I'm still awake from yesterday. The reality of what we have done is slowly sinking in all around us. We have entered a new land. A new era. Our Hopes were not after all in vain.

The most common feeling at least amongst us old timers is the Moon Landing. Remember how that was?

Well this is the landing on the Sea of Tranquility, the March on Washington, Woodstock, the Emancipation proclamation, Stonewall, the invention of pizza, and the opening of Disneyland all rolled into one.

My view is that the American Civil War has finally ended.

Now comes the time to truly bind up the nation's wounds.

Lincoln had some things to say about times like these.




















Four score and seven years ago our fathers brought forth on this continent, a new nation, conceived in Liberty, and dedicated to the proposition that all men are created equal.

Now we are engaged in a great civil war, testing whether that nation, or any nation so conceived and so dedicated, can long endure.

We are met on a great battle-field of that war. We have come to dedicate a portion of that field, as a final resting place for those who here gave their lives that that nation might live.

It is altogether fitting and proper that we should do this.

But, in a larger sense, we can not dedicate -- we can not consecrate -- we can not hallow -- this ground. The brave men, living and dead, who struggled here, have consecrated it, far above our poor power to add or detract.

The world will little note, nor long remember what we say here, but it can never forget what they did here. It is for us the living, rather, to be dedicated here to the unfinished work which they who fought here have thus far so nobly advanced.

It is rather for us to be here dedicated to the great task remaining before us -- that from these honored dead we take increased devotion to that cause for which they gave the last full measure of devotion -- that we here highly resolve that these dead shall not have died in vain -- that this nation, under God, shall have a new birth of freedom -- and that government of the people, by the people, for the people, shall not perish from the earth.

4 comments:

Anonymous said...

Dear Uncle,

It was great to see people gather together and dance in the streets. Living history!
Get some sleep when you are able, in the meantime eat and be happy.

XO, P & RP

Uncle Sydney 2012 said...

Yes this is truly a new era. Bless you, and the good reverend for all for kindness's to me.

fanofgrendel said...

In 1968 I met Robert Kennedy just after the Indiana primary and just a couple weeks before he was murdered. I listened to him speak. I shook his hand. I was thrilled by him and then...I was shaken when he was killed.
In January of this year I heard Barack Obama give a full speech for the first time. Kennedy, I thought... This is how I felt when I saw Kennedy, I thought.

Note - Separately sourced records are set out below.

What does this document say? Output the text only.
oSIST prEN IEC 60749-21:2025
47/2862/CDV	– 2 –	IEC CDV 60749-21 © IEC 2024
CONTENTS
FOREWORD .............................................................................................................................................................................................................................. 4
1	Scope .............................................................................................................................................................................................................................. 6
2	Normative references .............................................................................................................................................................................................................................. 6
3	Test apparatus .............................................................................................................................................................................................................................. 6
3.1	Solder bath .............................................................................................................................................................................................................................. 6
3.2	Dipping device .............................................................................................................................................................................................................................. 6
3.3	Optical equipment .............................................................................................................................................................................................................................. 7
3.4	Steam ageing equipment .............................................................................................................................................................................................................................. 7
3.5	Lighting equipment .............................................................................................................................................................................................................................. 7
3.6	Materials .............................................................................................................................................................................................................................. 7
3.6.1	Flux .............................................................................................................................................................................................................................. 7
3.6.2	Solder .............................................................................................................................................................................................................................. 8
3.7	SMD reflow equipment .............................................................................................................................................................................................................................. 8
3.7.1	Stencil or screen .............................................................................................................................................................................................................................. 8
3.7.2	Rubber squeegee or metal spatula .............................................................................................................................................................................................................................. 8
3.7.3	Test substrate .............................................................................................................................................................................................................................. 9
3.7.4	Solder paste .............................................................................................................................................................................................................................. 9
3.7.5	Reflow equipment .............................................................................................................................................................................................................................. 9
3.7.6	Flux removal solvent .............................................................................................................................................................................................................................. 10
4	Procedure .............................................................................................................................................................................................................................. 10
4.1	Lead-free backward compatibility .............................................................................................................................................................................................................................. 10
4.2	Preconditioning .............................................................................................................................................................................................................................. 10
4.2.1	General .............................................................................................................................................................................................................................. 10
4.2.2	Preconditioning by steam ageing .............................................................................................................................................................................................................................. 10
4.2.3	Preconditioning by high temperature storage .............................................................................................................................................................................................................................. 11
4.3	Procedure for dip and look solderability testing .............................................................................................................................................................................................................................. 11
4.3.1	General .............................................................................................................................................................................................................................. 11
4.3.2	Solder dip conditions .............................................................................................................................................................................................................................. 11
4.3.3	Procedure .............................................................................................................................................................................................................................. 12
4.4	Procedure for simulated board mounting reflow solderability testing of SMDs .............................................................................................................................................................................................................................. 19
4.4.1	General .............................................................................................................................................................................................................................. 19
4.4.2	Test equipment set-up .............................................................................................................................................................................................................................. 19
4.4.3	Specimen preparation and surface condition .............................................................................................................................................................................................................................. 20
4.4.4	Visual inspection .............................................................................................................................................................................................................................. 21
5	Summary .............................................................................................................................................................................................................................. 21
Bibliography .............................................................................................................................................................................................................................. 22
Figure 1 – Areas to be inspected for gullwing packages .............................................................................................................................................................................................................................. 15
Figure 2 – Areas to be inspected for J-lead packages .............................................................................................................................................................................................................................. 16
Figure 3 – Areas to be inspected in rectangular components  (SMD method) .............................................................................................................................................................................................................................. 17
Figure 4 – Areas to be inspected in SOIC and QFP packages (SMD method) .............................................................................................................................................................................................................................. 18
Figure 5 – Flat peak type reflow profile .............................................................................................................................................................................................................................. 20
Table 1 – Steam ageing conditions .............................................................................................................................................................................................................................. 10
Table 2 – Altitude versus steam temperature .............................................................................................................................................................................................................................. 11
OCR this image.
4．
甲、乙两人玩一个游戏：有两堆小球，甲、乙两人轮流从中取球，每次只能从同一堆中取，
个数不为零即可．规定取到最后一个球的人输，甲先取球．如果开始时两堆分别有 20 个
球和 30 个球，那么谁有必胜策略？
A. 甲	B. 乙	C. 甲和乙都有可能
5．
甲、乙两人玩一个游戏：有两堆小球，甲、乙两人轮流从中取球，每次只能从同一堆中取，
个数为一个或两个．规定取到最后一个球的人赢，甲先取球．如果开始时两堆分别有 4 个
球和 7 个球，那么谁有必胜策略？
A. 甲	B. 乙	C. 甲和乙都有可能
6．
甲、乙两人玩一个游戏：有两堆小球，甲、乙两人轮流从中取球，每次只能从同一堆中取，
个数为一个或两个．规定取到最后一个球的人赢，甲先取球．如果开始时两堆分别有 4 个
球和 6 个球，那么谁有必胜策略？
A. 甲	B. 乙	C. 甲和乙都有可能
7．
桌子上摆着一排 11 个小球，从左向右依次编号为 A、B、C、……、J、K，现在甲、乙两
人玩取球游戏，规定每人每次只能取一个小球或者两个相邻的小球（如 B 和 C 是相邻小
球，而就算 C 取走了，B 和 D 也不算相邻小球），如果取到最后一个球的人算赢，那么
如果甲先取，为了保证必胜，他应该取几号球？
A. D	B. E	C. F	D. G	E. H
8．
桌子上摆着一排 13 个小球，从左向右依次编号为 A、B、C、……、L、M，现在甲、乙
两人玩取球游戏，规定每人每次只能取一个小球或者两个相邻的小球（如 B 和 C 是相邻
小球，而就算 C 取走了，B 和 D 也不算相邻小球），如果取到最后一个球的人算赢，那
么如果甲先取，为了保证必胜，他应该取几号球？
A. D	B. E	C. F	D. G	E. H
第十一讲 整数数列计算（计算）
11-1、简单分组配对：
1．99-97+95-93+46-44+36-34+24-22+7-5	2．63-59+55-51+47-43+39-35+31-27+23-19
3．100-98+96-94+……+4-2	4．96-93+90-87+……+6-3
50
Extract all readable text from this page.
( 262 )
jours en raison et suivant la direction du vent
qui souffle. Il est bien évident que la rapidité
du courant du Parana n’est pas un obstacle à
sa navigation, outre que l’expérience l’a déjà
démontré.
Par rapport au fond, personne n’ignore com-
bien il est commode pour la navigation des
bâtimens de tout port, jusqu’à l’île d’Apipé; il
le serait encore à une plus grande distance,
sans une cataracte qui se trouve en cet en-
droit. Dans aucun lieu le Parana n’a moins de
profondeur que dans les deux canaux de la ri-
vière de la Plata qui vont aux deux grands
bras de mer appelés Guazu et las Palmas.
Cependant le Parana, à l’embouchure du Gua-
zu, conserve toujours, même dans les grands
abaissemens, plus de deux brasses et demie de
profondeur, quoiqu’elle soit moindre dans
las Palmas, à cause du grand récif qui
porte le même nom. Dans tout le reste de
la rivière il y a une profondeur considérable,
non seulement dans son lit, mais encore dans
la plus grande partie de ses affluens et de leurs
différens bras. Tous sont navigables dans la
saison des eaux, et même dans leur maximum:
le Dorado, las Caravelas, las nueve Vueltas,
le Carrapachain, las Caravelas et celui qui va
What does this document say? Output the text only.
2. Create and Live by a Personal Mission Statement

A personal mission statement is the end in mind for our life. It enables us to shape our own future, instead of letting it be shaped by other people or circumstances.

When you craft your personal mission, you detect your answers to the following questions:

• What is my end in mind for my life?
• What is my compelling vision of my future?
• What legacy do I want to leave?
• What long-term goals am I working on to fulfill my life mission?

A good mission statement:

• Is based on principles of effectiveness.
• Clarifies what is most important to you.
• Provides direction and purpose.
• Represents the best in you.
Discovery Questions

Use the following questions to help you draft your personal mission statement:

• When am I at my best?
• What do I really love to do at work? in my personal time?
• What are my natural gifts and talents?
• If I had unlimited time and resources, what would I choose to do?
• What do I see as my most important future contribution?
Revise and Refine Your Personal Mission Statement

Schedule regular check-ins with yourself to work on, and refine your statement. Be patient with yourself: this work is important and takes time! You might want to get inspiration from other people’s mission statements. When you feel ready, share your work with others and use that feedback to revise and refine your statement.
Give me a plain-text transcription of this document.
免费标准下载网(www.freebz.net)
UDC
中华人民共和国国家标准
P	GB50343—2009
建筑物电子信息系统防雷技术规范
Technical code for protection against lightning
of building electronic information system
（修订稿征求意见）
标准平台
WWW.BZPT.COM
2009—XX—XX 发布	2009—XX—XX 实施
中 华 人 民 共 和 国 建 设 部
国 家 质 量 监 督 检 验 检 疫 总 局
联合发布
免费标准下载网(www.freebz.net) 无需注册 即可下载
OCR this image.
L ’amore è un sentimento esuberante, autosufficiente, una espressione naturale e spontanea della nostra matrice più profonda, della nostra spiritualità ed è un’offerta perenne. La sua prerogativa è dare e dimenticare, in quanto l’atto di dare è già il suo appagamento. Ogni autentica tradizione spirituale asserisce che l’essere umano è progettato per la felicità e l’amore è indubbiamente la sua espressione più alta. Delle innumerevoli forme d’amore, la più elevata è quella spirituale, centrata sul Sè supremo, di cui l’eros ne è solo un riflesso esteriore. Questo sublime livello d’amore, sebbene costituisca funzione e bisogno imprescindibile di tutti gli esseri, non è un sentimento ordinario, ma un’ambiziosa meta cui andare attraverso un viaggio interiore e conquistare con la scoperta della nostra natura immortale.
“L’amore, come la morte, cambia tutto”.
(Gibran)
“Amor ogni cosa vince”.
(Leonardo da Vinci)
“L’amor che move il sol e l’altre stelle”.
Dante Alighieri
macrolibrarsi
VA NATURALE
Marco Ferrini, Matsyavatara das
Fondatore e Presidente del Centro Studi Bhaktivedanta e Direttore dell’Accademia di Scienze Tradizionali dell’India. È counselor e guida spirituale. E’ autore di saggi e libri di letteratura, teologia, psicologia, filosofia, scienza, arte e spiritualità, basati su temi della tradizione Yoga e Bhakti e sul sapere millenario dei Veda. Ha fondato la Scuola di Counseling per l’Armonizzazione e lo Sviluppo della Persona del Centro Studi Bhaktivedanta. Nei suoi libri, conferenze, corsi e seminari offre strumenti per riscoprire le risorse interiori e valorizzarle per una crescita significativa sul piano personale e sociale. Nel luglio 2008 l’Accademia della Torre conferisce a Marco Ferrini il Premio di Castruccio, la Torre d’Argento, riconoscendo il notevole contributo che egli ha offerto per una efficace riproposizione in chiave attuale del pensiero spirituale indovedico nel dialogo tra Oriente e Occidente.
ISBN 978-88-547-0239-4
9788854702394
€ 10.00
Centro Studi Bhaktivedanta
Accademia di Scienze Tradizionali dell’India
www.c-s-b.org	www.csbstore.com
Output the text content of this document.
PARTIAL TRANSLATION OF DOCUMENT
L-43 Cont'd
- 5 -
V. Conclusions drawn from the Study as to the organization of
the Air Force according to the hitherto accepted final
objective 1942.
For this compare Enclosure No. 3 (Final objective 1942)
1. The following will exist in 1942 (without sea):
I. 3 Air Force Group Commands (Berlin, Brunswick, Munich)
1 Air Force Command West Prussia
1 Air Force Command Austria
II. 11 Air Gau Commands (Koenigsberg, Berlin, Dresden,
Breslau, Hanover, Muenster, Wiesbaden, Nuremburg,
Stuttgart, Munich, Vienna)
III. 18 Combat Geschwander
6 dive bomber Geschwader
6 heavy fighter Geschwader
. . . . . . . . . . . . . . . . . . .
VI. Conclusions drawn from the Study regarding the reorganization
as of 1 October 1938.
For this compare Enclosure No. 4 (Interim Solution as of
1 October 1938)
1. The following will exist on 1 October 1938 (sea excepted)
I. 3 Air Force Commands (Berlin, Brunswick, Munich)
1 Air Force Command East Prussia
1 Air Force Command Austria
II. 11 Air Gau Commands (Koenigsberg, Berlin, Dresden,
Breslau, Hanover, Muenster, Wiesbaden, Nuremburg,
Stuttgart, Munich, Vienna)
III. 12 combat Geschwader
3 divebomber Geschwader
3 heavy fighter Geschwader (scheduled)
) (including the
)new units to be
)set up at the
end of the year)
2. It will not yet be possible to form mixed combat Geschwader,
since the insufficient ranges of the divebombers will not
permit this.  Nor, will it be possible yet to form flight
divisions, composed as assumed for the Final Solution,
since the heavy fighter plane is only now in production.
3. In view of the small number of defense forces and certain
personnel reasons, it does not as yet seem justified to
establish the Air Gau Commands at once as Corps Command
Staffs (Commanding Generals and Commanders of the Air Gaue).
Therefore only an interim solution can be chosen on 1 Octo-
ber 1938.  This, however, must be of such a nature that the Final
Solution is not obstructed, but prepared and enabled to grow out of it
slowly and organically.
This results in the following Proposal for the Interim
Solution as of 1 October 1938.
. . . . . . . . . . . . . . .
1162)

I had friends in Chicago at the Grant Park victory celebration Tuesday night. They were in a VIP section about 25 feet from the podium and emailed me about 40 pictures. That was nice, but I wish I could have been there. To have been able to go back to 1986, the way it should have been.

Feeling mellow.

Uncle Sydney 2012 said...

Hi fanofgrendel!,

Welcome to these pages. Hope ya likes'em.

Yeah those of us that were around, and active in the late 1960's have a unique view of these current amazing events.

As I said it seems our hopes were not in vain. We at long last have left the wilderness.

Now comes the hard part.

The building of a new kind of World.